Senate Democrats "wanted to make sure that, if for some reason the cut isn’t extended past the two months, wealthier people didn't get the full 110K worth of tax cut in the first two months (cause they hit 110K quickly), while lower income people would only see a couple months worth of it," the aide said in an email to the Fox Business Network.
"So they actually lowered the cap as if no one pays payroll tax above 18K a year. Nice thought, but it will require a massive re-coding of payroll tax software that makes it unworkable in practice," the aide said.
Pete Isberg, president of the NRPC, which claims neutrality on virtually all tax policy issues, wrote to the lawmakers that he understands Congress' concern about the seeming inequality of highly compensated employees getting their entire yearly tax break in the first two months of 2012.

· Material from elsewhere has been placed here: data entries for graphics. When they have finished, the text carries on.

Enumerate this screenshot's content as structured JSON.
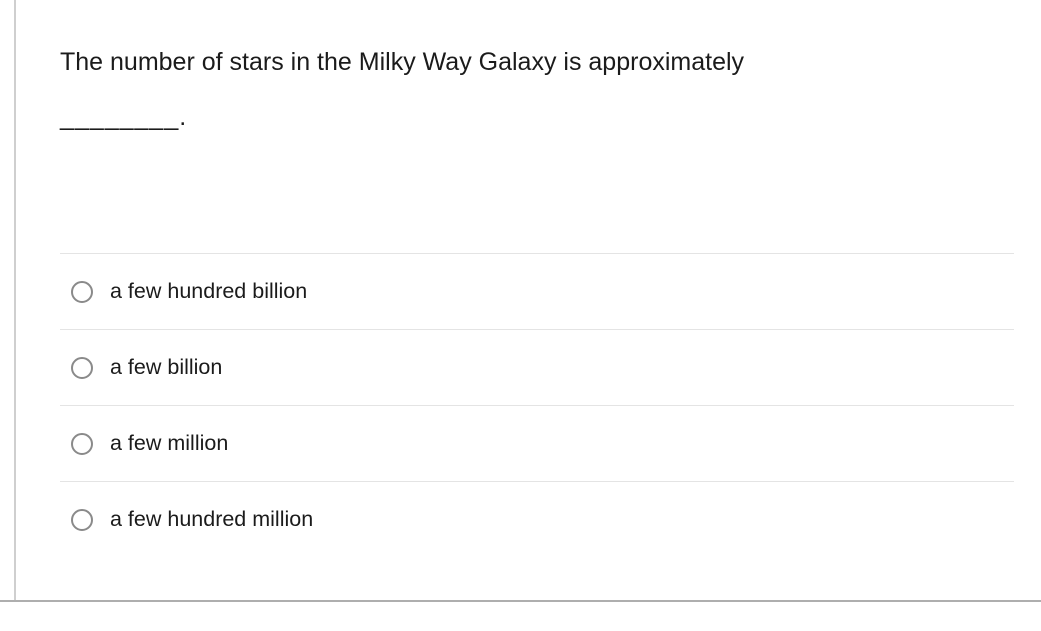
{
  "question": {
    "text": "The number of stars in the Milky Way Galaxy is approximately",
    "blank": "________."
  },
  "options": [
    {
      "label": "a few hundred billion",
      "selected": false
    },
    {
      "label": "a few billion",
      "selected": false
    },
    {
      "label": "a few million",
      "selected": false
    },
    {
      "label": "a few hundred million",
      "selected": false
    }
  ],
  "colors": {
    "text": "#1b1b1b",
    "divider": "#e4e4e4",
    "radio_border": "#8a8a8a",
    "frame_left": "#cfcfcf",
    "frame_bottom": "#aeaeae",
    "background": "#ffffff"
  }
}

"Nevertheless, with the first of January now only two weeks away and payroll departments trying to meet year-end compliance mandates and reconciliation, there simply is insufficient time to implement this major change in withholding requirements," he wrote.
"Many payroll systems are not likely to be able to make such a substantial programming change before January or even February. The systems affected tend to be highly complex, normally requiring at least 90 days for a change of this magnitude for software testing alone; not to mention analysis, design, coding and implementation," he wrote.
Isberg told Fox News that as employers prepare payroll for the first days of January, not only are they without a decision from Congress on taxes, but once that is decided, they also must await an IRS rule on how to institute Congress' changes to the tax schedule.
Isberg suggested Congress try a different approach to a tax cut than a two-month extension, including making the break last for at least a quarter of the calendar year, or extending the cut later and making it retroactive, which he said would be easier to implement than a two-month change.
"It will be a chaotic year" for employers if not, he said.